The Light of Language
Young actor shines at Cottage Theatre
by suzi steffen
Sentimental? Yes. Done a thousand times? Yes. Still, despite the folderol of the script, The Miracle Worker usually packs a punch — if the production manages to find a good Helen Keller.
That’s tough. Helen was 6 years old when the events of the play took place, and no 6-year-old could stand up to the rigors of this part. In the movie, of course, a 15-year-old Patty Duke (who had played the role on Broadway) represented young Helen, and Anne Bancroft also reprised her Broadway role as Annie Sullivan. It’s a powerful movie, despite mid-century longeurs and the sticky, overbearing crescendo that combines an intellectual breakthrough with nigh-on spiritual ecstasy.

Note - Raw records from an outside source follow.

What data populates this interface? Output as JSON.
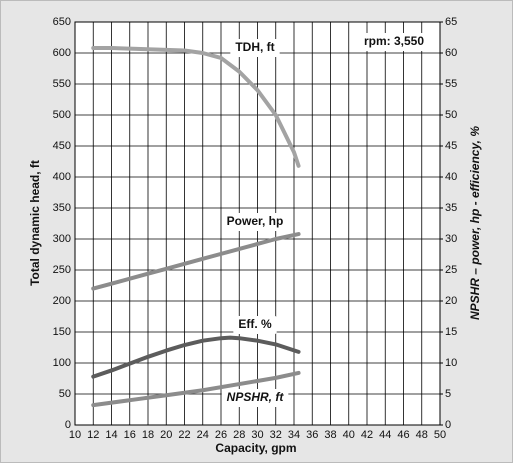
{
  "chart_data": {
    "type": "line",
    "title": "rpm: 3,550",
    "x_label": "Capacity, gpm",
    "y_label": "Total dynamic head, ft",
    "y2_label": "NPSHR – power, hp - efficiency, %",
    "xlim": [
      10,
      50
    ],
    "xticks": [
      10,
      12,
      14,
      16,
      18,
      20,
      22,
      24,
      26,
      28,
      30,
      32,
      34,
      36,
      38,
      40,
      42,
      44,
      46,
      48,
      50
    ],
    "ylim": [
      0,
      650
    ],
    "yticks": [
      0,
      50,
      100,
      150,
      200,
      250,
      300,
      350,
      400,
      450,
      500,
      550,
      600,
      650
    ],
    "y2lim": [
      0,
      65
    ],
    "y2ticks": [
      0,
      5,
      10,
      15,
      20,
      25,
      30,
      35,
      40,
      45,
      50,
      55,
      60,
      65
    ],
    "grid": true,
    "series": [
      {
        "name": "TDH, ft",
        "color": "#a3a3a3",
        "axis": "y",
        "x": [
          12,
          14,
          16,
          18,
          20,
          22,
          24,
          26,
          28,
          30,
          32,
          34,
          34.5
        ],
        "values": [
          608,
          608,
          607,
          606,
          605,
          604,
          600,
          592,
          570,
          540,
          500,
          440,
          418
        ]
      },
      {
        "name": "Power, hp",
        "color": "#8c8c8c",
        "axis": "y2",
        "x": [
          12,
          14,
          16,
          18,
          20,
          22,
          24,
          26,
          28,
          30,
          32,
          34.5
        ],
        "values": [
          22,
          22.8,
          23.6,
          24.4,
          25.2,
          26,
          26.8,
          27.6,
          28.4,
          29.2,
          30,
          30.8
        ]
      },
      {
        "name": "Eff. %",
        "color": "#5c5c5c",
        "axis": "y2",
        "x": [
          12,
          14,
          16,
          18,
          20,
          22,
          24,
          26,
          27,
          28,
          30,
          32,
          34.5
        ],
        "values": [
          7.8,
          8.8,
          9.9,
          11,
          12,
          12.9,
          13.6,
          14,
          14.1,
          14,
          13.6,
          13,
          11.8
        ]
      },
      {
        "name": "NPSHR, ft",
        "color": "#8c8c8c",
        "axis": "y2",
        "x": [
          12,
          16,
          20,
          24,
          28,
          32,
          34.5
        ],
        "values": [
          3.2,
          4,
          4.8,
          5.6,
          6.6,
          7.6,
          8.4
        ]
      }
    ]
  }
}
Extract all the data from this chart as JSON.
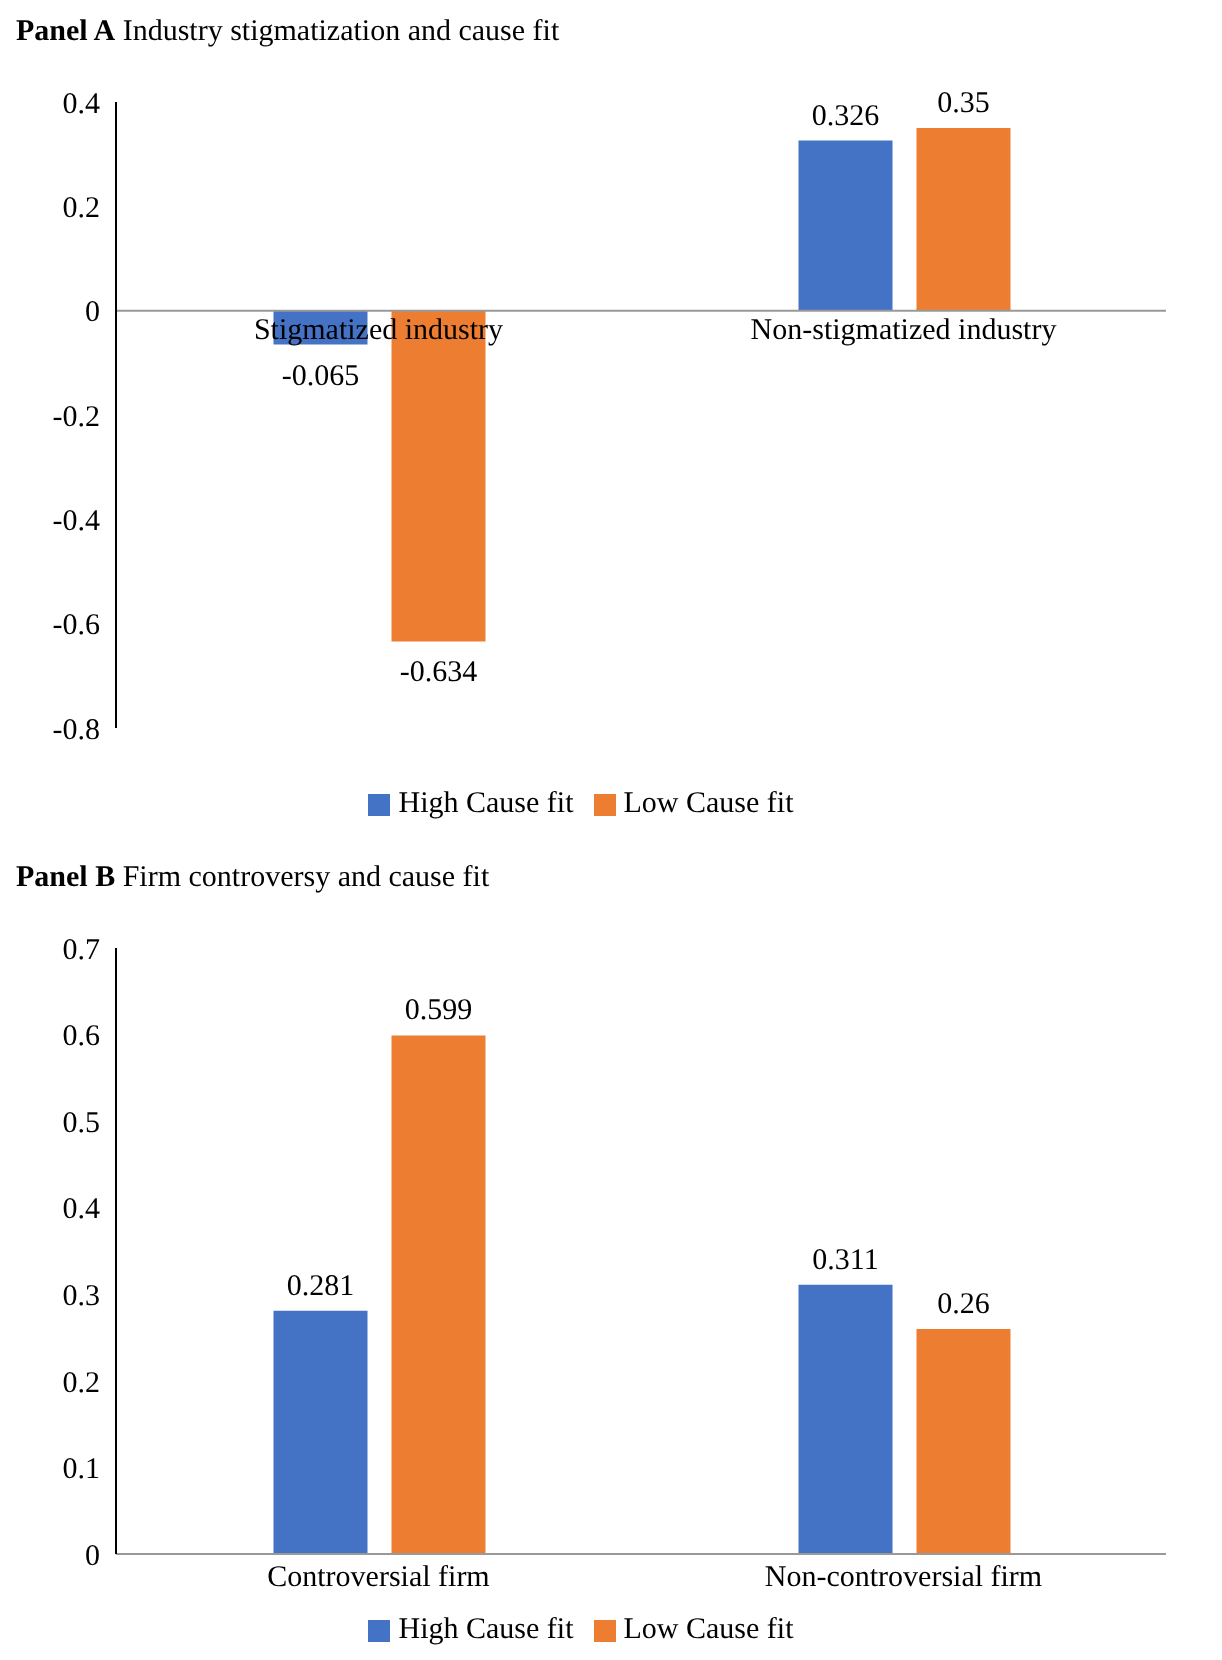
{
  "chart_data": [
    {
      "type": "bar",
      "title": "Panel A Industry stigmatization and cause fit",
      "categories": [
        "Stigmatized industry",
        "Non-stigmatized industry"
      ],
      "series": [
        {
          "name": "High Cause fit",
          "color": "#4472c4",
          "values": [
            -0.065,
            0.326
          ]
        },
        {
          "name": "Low Cause fit",
          "color": "#ed7d31",
          "values": [
            -0.634,
            0.35
          ]
        }
      ],
      "ylim": [
        -0.8,
        0.4
      ],
      "yticks": [
        -0.8,
        -0.6,
        -0.4,
        -0.2,
        0,
        0.2,
        0.4
      ],
      "grid": false,
      "legend": "bottom",
      "data_labels": true
    },
    {
      "type": "bar",
      "title": "Panel B Firm controversy and cause fit",
      "categories": [
        "Controversial firm",
        "Non-controversial firm"
      ],
      "series": [
        {
          "name": "High Cause fit",
          "color": "#4472c4",
          "values": [
            0.281,
            0.311
          ]
        },
        {
          "name": "Low Cause fit",
          "color": "#ed7d31",
          "values": [
            0.599,
            0.26
          ]
        }
      ],
      "ylim": [
        0,
        0.7
      ],
      "yticks": [
        0,
        0.1,
        0.2,
        0.3,
        0.4,
        0.5,
        0.6,
        0.7
      ],
      "grid": false,
      "legend": "bottom",
      "data_labels": true
    }
  ]
}
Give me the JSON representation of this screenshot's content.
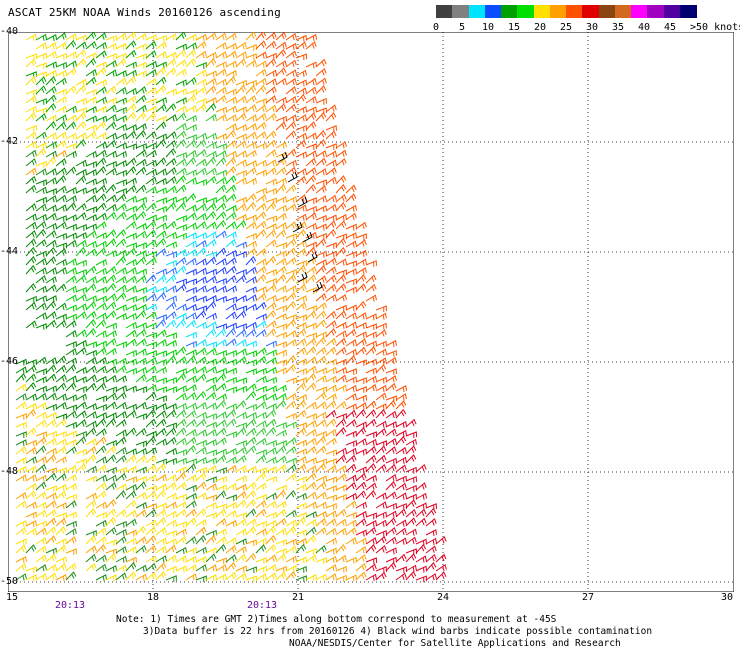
{
  "title": "ASCAT 25KM NOAA Winds 20160126 ascending",
  "legend": {
    "bins": [
      {
        "color": "#404040"
      },
      {
        "color": "#808080"
      },
      {
        "color": "#00e5ff"
      },
      {
        "color": "#0a4cff"
      },
      {
        "color": "#00a000"
      },
      {
        "color": "#00e000"
      },
      {
        "color": "#ffe000"
      },
      {
        "color": "#ffa000"
      },
      {
        "color": "#ff5000"
      },
      {
        "color": "#e00000"
      },
      {
        "color": "#8b4513"
      },
      {
        "color": "#d2691e"
      },
      {
        "color": "#ff00ff"
      },
      {
        "color": "#a000c0"
      },
      {
        "color": "#5000a0"
      },
      {
        "color": "#000070"
      }
    ],
    "labels": [
      "0",
      "5",
      "10",
      "15",
      "20",
      "25",
      "30",
      "35",
      "40",
      "45",
      ">50 knots"
    ]
  },
  "axes": {
    "lon_ticks": [
      "15",
      "18",
      "21",
      "24",
      "27",
      "30"
    ],
    "lat_ticks": [
      "-40",
      "-42",
      "-44",
      "-46",
      "-48",
      "-50"
    ],
    "time_labels": [
      "20:13",
      "20:13"
    ]
  },
  "notes": [
    "Note: 1) Times are GMT 2)Times along bottom correspond to measurement at -45S",
    "3)Data buffer is 22 hrs from 20160126 4) Black wind barbs indicate possible contamination",
    "NOAA/NESDIS/Center for Satellite Applications and Research"
  ]
}
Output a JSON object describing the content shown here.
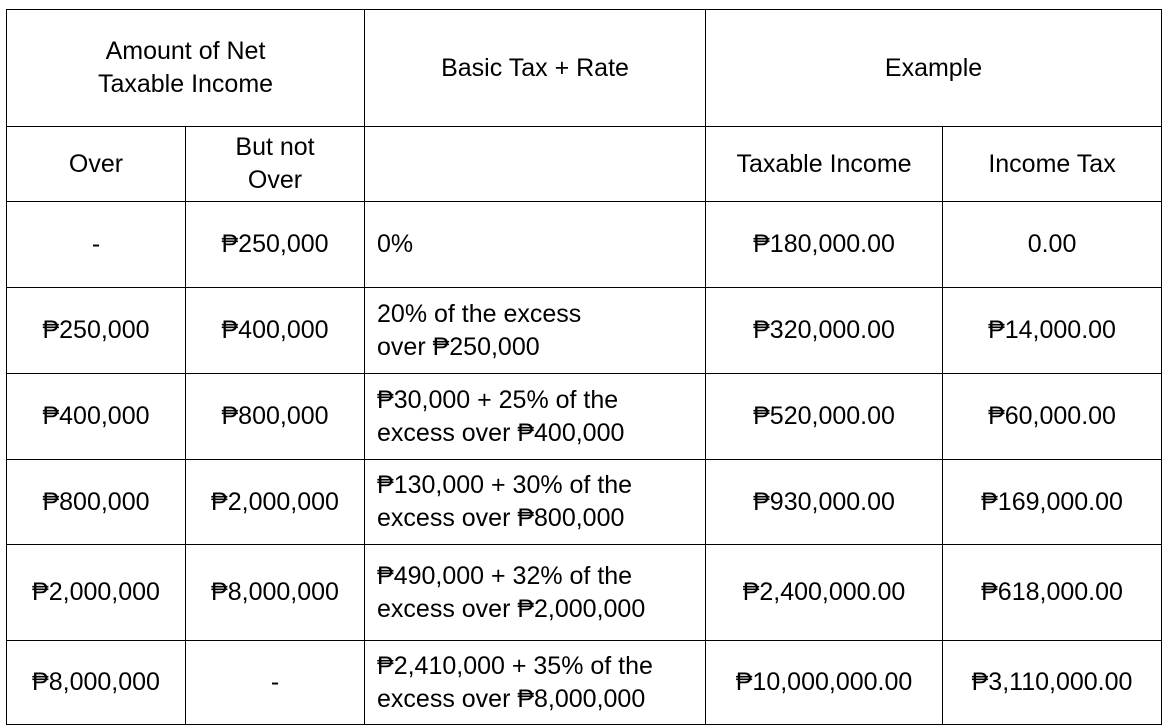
{
  "header": {
    "amount_group": [
      "Amount of Net",
      "Taxable Income"
    ],
    "basic_tax_rate": "Basic Tax + Rate",
    "example": "Example",
    "over": "Over",
    "but_not_over": [
      "But not",
      "Over"
    ],
    "rate_sub": "",
    "taxable_income": "Taxable Income",
    "income_tax": "Income Tax"
  },
  "rows": [
    {
      "over": "-",
      "not_over": "₱250,000",
      "rate": [
        "0%",
        ""
      ],
      "taxable_income": "₱180,000.00",
      "income_tax": "0.00"
    },
    {
      "over": "₱250,000",
      "not_over": "₱400,000",
      "rate": [
        "20% of the excess",
        "over ₱250,000"
      ],
      "taxable_income": "₱320,000.00",
      "income_tax": "₱14,000.00"
    },
    {
      "over": "₱400,000",
      "not_over": "₱800,000",
      "rate": [
        "₱30,000 + 25% of the",
        "excess over ₱400,000"
      ],
      "taxable_income": "₱520,000.00",
      "income_tax": "₱60,000.00"
    },
    {
      "over": "₱800,000",
      "not_over": "₱2,000,000",
      "rate": [
        "₱130,000 + 30% of the",
        "excess over ₱800,000"
      ],
      "taxable_income": "₱930,000.00",
      "income_tax": "₱169,000.00"
    },
    {
      "over": "₱2,000,000",
      "not_over": "₱8,000,000",
      "rate": [
        "₱490,000 + 32% of the",
        "excess over ₱2,000,000"
      ],
      "taxable_income": "₱2,400,000.00",
      "income_tax": "₱618,000.00"
    },
    {
      "over": "₱8,000,000",
      "not_over": "-",
      "rate": [
        "₱2,410,000 + 35% of the",
        "excess over ₱8,000,000"
      ],
      "taxable_income": "₱10,000,000.00",
      "income_tax": "₱3,110,000.00"
    }
  ]
}
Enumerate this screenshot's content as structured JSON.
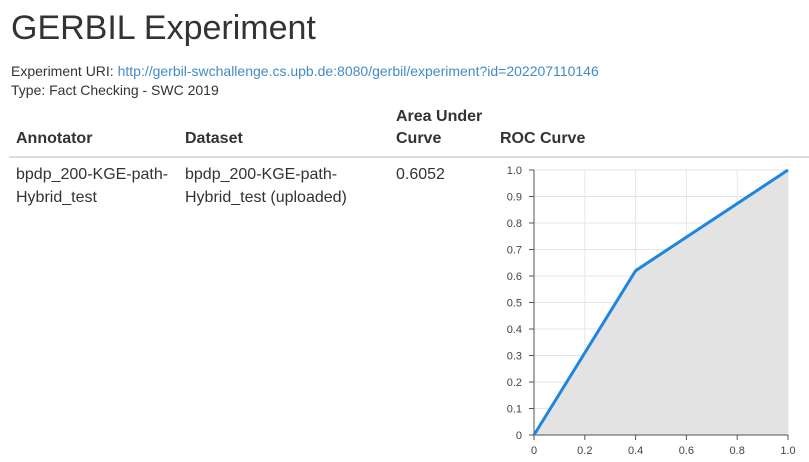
{
  "page": {
    "title": "GERBIL Experiment",
    "uri_label": "Experiment URI:",
    "uri": "http://gerbil-swchallenge.cs.upb.de:8080/gerbil/experiment?id=202207110146",
    "type_text": "Type: Fact Checking - SWC 2019"
  },
  "table": {
    "headers": {
      "annotator": "Annotator",
      "dataset": "Dataset",
      "auc_line1": "Area Under",
      "auc_line2": "Curve",
      "roc": "ROC Curve"
    },
    "rows": [
      {
        "annotator_line1": "bpdp_200-KGE-path-",
        "annotator_line2": "Hybrid_test",
        "dataset_line1": "bpdp_200-KGE-path-",
        "dataset_line2": "Hybrid_test (uploaded)",
        "auc": "0.6052"
      }
    ]
  },
  "chart_data": {
    "type": "area",
    "x": [
      0,
      0.4,
      1.0
    ],
    "series": [
      {
        "values": [
          0,
          0.62,
          1.0
        ]
      }
    ],
    "xlim": [
      0,
      1.0
    ],
    "ylim": [
      0,
      1.0
    ],
    "x_ticks": [
      "0",
      "0.2",
      "0.4",
      "0.6",
      "0.8",
      "1.0"
    ],
    "y_ticks": [
      "0",
      "0.1",
      "0.2",
      "0.3",
      "0.4",
      "0.5",
      "0.6",
      "0.7",
      "0.8",
      "0.9",
      "1.0"
    ],
    "grid": true,
    "line_color": "#1f86e0",
    "fill_color": "#e3e3e3",
    "title": "",
    "xlabel": "",
    "ylabel": ""
  }
}
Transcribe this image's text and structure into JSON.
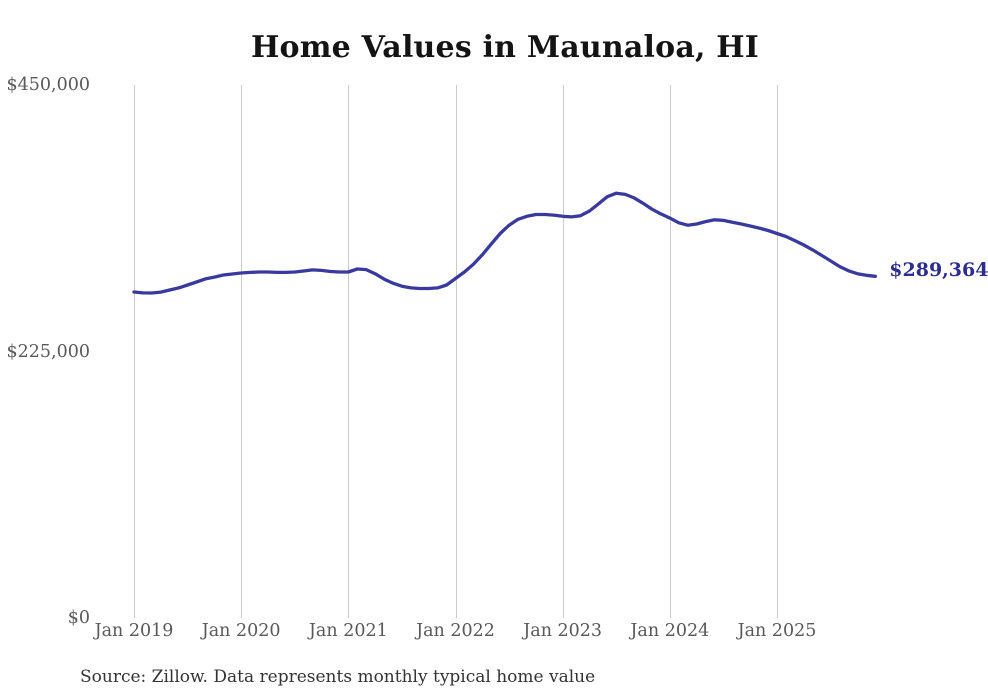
{
  "page": {
    "title": "Home Values in Maunaloa, HI",
    "source_note": "Source: Zillow. Data represents monthly typical home value"
  },
  "chart_data": {
    "type": "line",
    "title": "Home Values in Maunaloa, HI",
    "end_label": "$289,364",
    "line_color": "#3a3a9e",
    "gridline_color": "#cccccc",
    "axis_label_color": "#595959",
    "grid": "vertical-only",
    "legend": "none",
    "xlabel": "",
    "ylabel": "",
    "y_axis": {
      "ylim": [
        0,
        450000
      ],
      "ticks": [
        {
          "label": "$0",
          "value": 0
        },
        {
          "label": "$225,000",
          "value": 225000
        },
        {
          "label": "$450,000",
          "value": 450000
        }
      ]
    },
    "x_axis": {
      "tick_labels": [
        "Jan 2019",
        "Jan 2020",
        "Jan 2021",
        "Jan 2022",
        "Jan 2023",
        "Jan 2024",
        "Jan 2025"
      ],
      "months_per_tick": 12
    },
    "series": [
      {
        "name": "Monthly typical home value",
        "months": [
          "2019-01",
          "2019-02",
          "2019-03",
          "2019-04",
          "2019-05",
          "2019-06",
          "2019-07",
          "2019-08",
          "2019-09",
          "2019-10",
          "2019-11",
          "2019-12",
          "2020-01",
          "2020-02",
          "2020-03",
          "2020-04",
          "2020-05",
          "2020-06",
          "2020-07",
          "2020-08",
          "2020-09",
          "2020-10",
          "2020-11",
          "2020-12",
          "2021-01",
          "2021-02",
          "2021-03",
          "2021-04",
          "2021-05",
          "2021-06",
          "2021-07",
          "2021-08",
          "2021-09",
          "2021-10",
          "2021-11",
          "2021-12",
          "2022-01",
          "2022-02",
          "2022-03",
          "2022-04",
          "2022-05",
          "2022-06",
          "2022-07",
          "2022-08",
          "2022-09",
          "2022-10",
          "2022-11",
          "2022-12",
          "2023-01",
          "2023-02",
          "2023-03",
          "2023-04",
          "2023-05",
          "2023-06",
          "2023-07",
          "2023-08",
          "2023-09",
          "2023-10",
          "2023-11",
          "2023-12",
          "2024-01",
          "2024-02",
          "2024-03",
          "2024-04",
          "2024-05",
          "2024-06",
          "2024-07",
          "2024-08",
          "2024-09",
          "2024-10",
          "2024-11",
          "2024-12",
          "2025-01",
          "2025-02",
          "2025-03",
          "2025-04",
          "2025-05",
          "2025-06",
          "2025-07",
          "2025-08",
          "2025-09",
          "2025-10",
          "2025-11",
          "2025-12"
        ],
        "values": [
          276100,
          275300,
          275200,
          276000,
          277800,
          279500,
          282000,
          284500,
          287100,
          288700,
          290400,
          291300,
          292100,
          292600,
          293000,
          293000,
          292600,
          292600,
          293000,
          293800,
          294700,
          294300,
          293400,
          293000,
          293000,
          295500,
          295000,
          291500,
          287000,
          283500,
          281000,
          279500,
          279000,
          279000,
          279500,
          282000,
          287500,
          293000,
          299500,
          307500,
          316500,
          325500,
          332500,
          337500,
          340000,
          341500,
          341500,
          341000,
          340000,
          339500,
          340500,
          344500,
          350500,
          356500,
          359500,
          358500,
          355500,
          351000,
          346000,
          342000,
          338500,
          334500,
          332500,
          333500,
          335500,
          337000,
          336500,
          335000,
          333500,
          331800,
          330000,
          328000,
          325500,
          322900,
          319500,
          315800,
          311600,
          307000,
          302300,
          297600,
          294000,
          291500,
          290200,
          289364
        ],
        "last_value": 289364
      }
    ]
  }
}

Helen (Kyra Siegel) and Annie Sullivan (Pamela Lehan-Siegel). Courtesy Cottage Theatre. |
At Cottage Theatre, the 10-year-old playing Helen Keller does far more than a viable job. She’s simply amazing, well worth the ticket price and long playing time. A mother-daughter team play Helen (Kyra Siegel) and tutor Annie Sullivan (Pamela Lehan-Siegel), who became close friends and companions long after the struggle depicted in this play.
Short plot summary: As an 18-month-old, Helen Keller, a daughter in a Confederate-happy household still mourning the loss of the Civil War, contracts some illness that take away her sight and hearing. She grows up wild, furious that she can’t communicate and indulged by her father (Dave Kessler), mother (Sue Schoeder-White) and half-brother James (Max Maltz). Just when it seems there are no other options but to put her in an asylum, 20-year-old Annie Sullivan, just recovering from an eye operation, comes to help Helen learn some kind of language.
Thanks to Kyra Siegel’s ability to play the brilliant, frustrated, curious and silent Helen, it’s almost possible to overlook the wandering half-Southern accents of those playing the Kellers and some embarrassingly bad performances in bits about Annie’s history and memories. Mother-daughter intimacy probably made some of the scenes — Annie and Helen’s remarkable, lengthy, intense physical struggle in the dining room, for instance — easier for this pair, as I’m sure did their dance and theatrical experiences. (Lehan-Siegel is the co-artistic director of Dance Theatre of Oregon, along with her husband Marc Siegel.)
But Siegel also convincingly portrays Helen’s love and need for her mother, her clever manipulation of her father and her absolute misery at not being able to tell others what she wants and who she is.
William Gibson’s script unfortunately encourages too much celebration at the climax, which can easily lead to overacting and a near ruining of surprise. Siegel and Lehan-Siegel mostly pull off their parts, and if the others could just hold back a little bit, the audience would get more of an emotional payoff.
Of course, almost everyone leaves the theater crying. Even when you know it’s coming, even if you’ve seen it two or 10 or 50 times, that final scene at the water pump shocks and thrills the audience. Most of us will never remember learning what words mean, how to speak, how to understand what to call each thing we see, smell, touch or taste — but watching Helen light up? That’s gorgeous.